The IBM 3490 Enhanced Capability (3490E) Model A10 and A20 Control Units and B20 and B40 Drive Units were the newest members of the 3490 family of Magnetic Tape Subsystems when they were announced in February 1991. The B20 and B40 Tape Drive Units wrote in a new Enhanced Capability format. The new Enhanced Capacity Cartridge System Tape doubled the storage capacity of the cartridge and could reduce the number of cartridges needed for normal back-up and archival operations. Another benefit of the 3490E was that it could use IBM's new ESCON (Enterprise Systems Connection architecture) channel interface -- first delivered in 1987 -- to locate the tape subsystem up to 23 km (14.2 miles) from the processor (ES/3090, ES/9000, ES/9370, 308x or 4381).

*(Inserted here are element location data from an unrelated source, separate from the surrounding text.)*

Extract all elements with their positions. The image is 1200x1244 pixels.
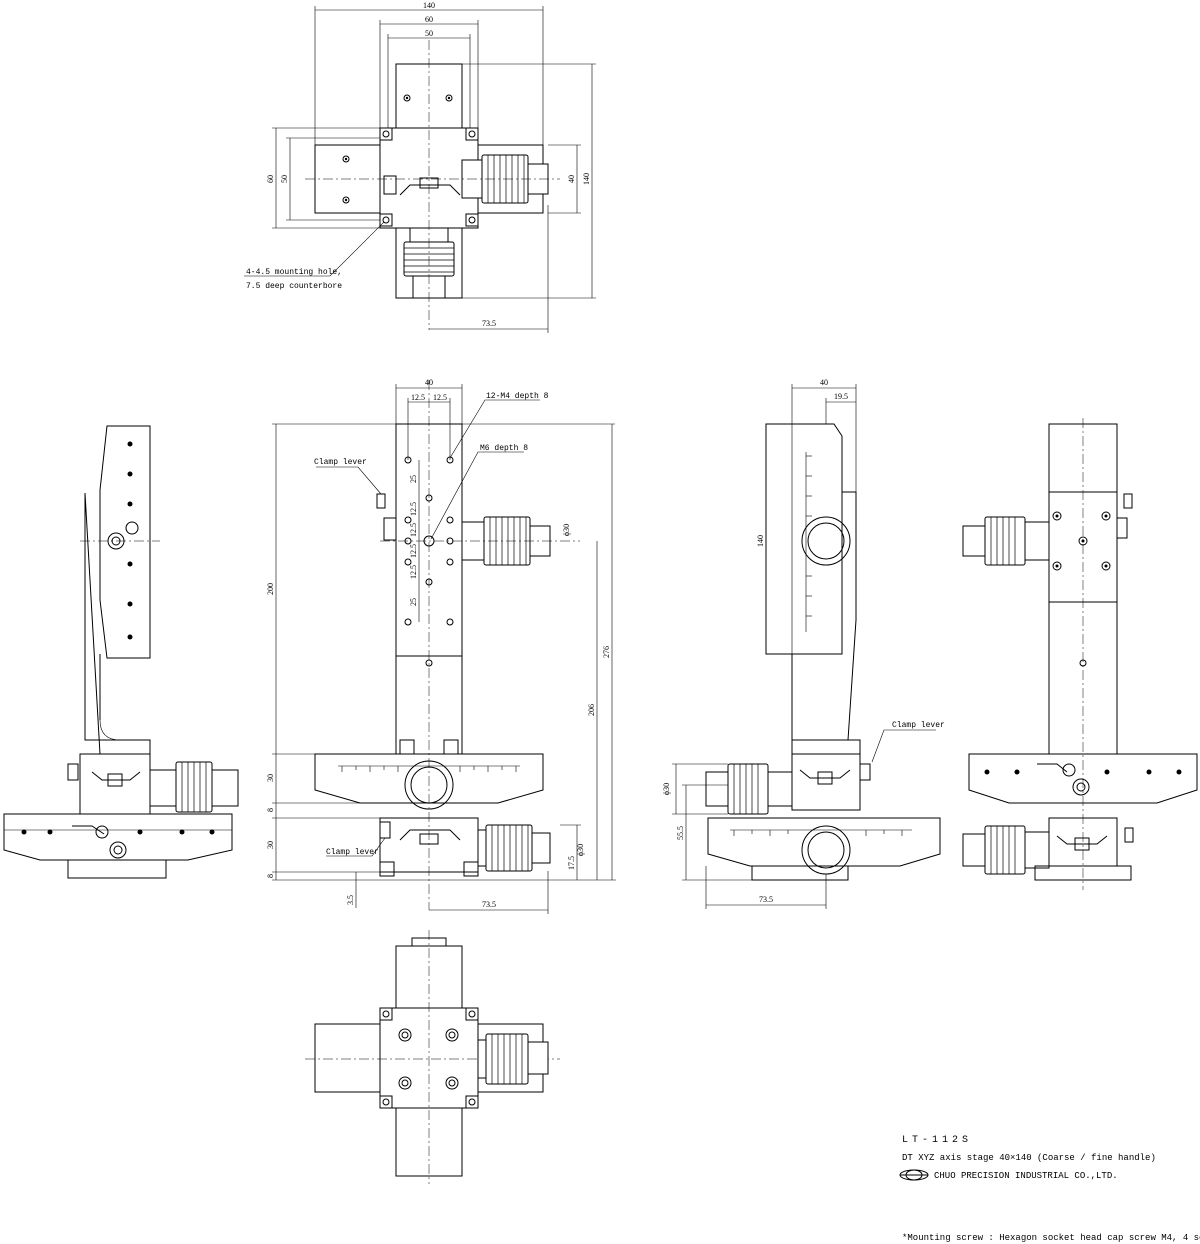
dim-front-12-5b: 12.5 bbox=[433, 393, 447, 402]
bottom-view bbox=[305, 930, 560, 1184]
dim-top-60: 60 bbox=[425, 15, 433, 24]
dim-side-19-5: 19.5 bbox=[834, 392, 848, 401]
dim-front-17-5: 17.5 bbox=[567, 856, 576, 870]
dim-front-12-5e: 12.5 bbox=[409, 544, 418, 558]
dim-side-73-5: 73.5 bbox=[759, 895, 773, 904]
right-side-view-1: 40 19.5 140 ϕ30 55.5 73.5 Clamp lever bbox=[662, 378, 945, 909]
right-knob-upper bbox=[705, 763, 793, 815]
left-side-view bbox=[3, 425, 239, 879]
dim-front-25a: 25 bbox=[409, 475, 418, 483]
front-scale bbox=[341, 766, 517, 772]
company-name: CHUO PRECISION INDUSTRIAL CO.,LTD. bbox=[934, 1171, 1118, 1181]
mounting-screw-note: *Mounting screw : Hexagon socket head ca… bbox=[902, 1233, 1200, 1243]
dim-front-200: 200 bbox=[266, 583, 275, 595]
dim-top-73-5: 73.5 bbox=[482, 319, 496, 328]
back-knob-lower bbox=[962, 825, 1050, 875]
dim-front-phi30b: ϕ30 bbox=[576, 844, 585, 856]
dim-side-40: 40 bbox=[820, 378, 828, 387]
back-base-holes bbox=[984, 769, 1182, 775]
top-view: 140 60 50 60 50 40 140 73.5 4-4.5 mounti… bbox=[244, 1, 596, 333]
dim-top-50: 50 bbox=[425, 29, 433, 38]
dim-top-left-60: 60 bbox=[266, 175, 275, 183]
dim-front-3-5: 3.5 bbox=[346, 895, 355, 905]
dim-front-30a: 30 bbox=[266, 774, 275, 782]
dim-side-55-5: 55.5 bbox=[676, 826, 685, 840]
dim-top-right-40: 40 bbox=[567, 175, 576, 183]
dim-front-40: 40 bbox=[425, 378, 433, 387]
label-clamp-lever-front-top: Clamp lever bbox=[314, 458, 367, 467]
dim-front-30b: 30 bbox=[266, 841, 275, 849]
back-knob-upper bbox=[962, 516, 1050, 566]
left-base-holes bbox=[21, 829, 215, 835]
dim-front-73-5: 73.5 bbox=[482, 900, 496, 909]
left-knob bbox=[149, 761, 239, 813]
label-mounting-hole-1: 4-4.5 mounting hole, bbox=[246, 268, 342, 277]
dim-front-25b: 25 bbox=[409, 598, 418, 606]
dim-top-right-140: 140 bbox=[582, 173, 591, 185]
label-mounting-hole-2: 7.5 deep counterbore bbox=[246, 282, 342, 291]
dim-front-12-5c: 12.5 bbox=[409, 502, 418, 516]
bottom-knob bbox=[477, 1033, 549, 1085]
dim-front-12-5f: 12.5 bbox=[409, 565, 418, 579]
dim-front-phi30: ϕ30 bbox=[562, 524, 571, 536]
left-holes bbox=[127, 441, 133, 640]
model-number: LT-112S bbox=[902, 1135, 972, 1146]
right-side-view-2 bbox=[962, 418, 1198, 890]
title-block: LT-112S DT XYZ axis stage 40×140 (Coarse… bbox=[899, 1135, 1200, 1243]
right-scale-horizontal bbox=[733, 830, 903, 836]
dim-side-140: 140 bbox=[756, 535, 765, 547]
front-view: 40 12.5 12.5 200 25 12.5 12.5 12.5 12.5 … bbox=[266, 378, 616, 914]
label-m4-depth: 12-M4 depth 8 bbox=[486, 392, 549, 401]
dim-front-276: 276 bbox=[602, 646, 611, 658]
right-scale-vertical bbox=[805, 452, 812, 632]
label-clamp-lever-side: Clamp lever bbox=[892, 721, 945, 730]
dim-front-8a: 8 bbox=[266, 808, 275, 812]
x-knob-front bbox=[477, 824, 551, 872]
company-logo bbox=[899, 1169, 929, 1181]
dim-front-12-5d: 12.5 bbox=[409, 523, 418, 537]
product-description: DT XYZ axis stage 40×140 (Coarse / fine … bbox=[902, 1153, 1156, 1163]
dim-side-phi30: ϕ30 bbox=[662, 783, 671, 795]
label-clamp-lever-front-bottom: Clamp lever bbox=[326, 848, 379, 857]
label-m6-depth: M6 depth 8 bbox=[480, 444, 528, 453]
dim-front-206: 206 bbox=[587, 704, 596, 716]
dim-front-12-5a: 12.5 bbox=[411, 393, 425, 402]
back-holes bbox=[1052, 511, 1111, 667]
dim-top-140: 140 bbox=[423, 1, 435, 10]
dim-top-left-50: 50 bbox=[280, 175, 289, 183]
dim-front-8b: 8 bbox=[266, 874, 275, 878]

At announcement, the A10 could be purchased for $62,100, the A20 for $117,100, the B20 for $72,000 and the B40 for $113,000. Those models were scheduled for initial deliveries in April 1991.
Also announced in February 1991 were the Models D41 and D42, which offered significant performance and cartridge capacity improvements to midrange and intermediate system users. They were designed to be used primarily for save/restore and data interchange, and could be attached to IBM ES/3090, ES/9000, ES/9370, 308x or 4381 processors. Available for initial deliveries in the summer of 1991, the D41 could be purchased for $71,900 and the D42 for $99,900.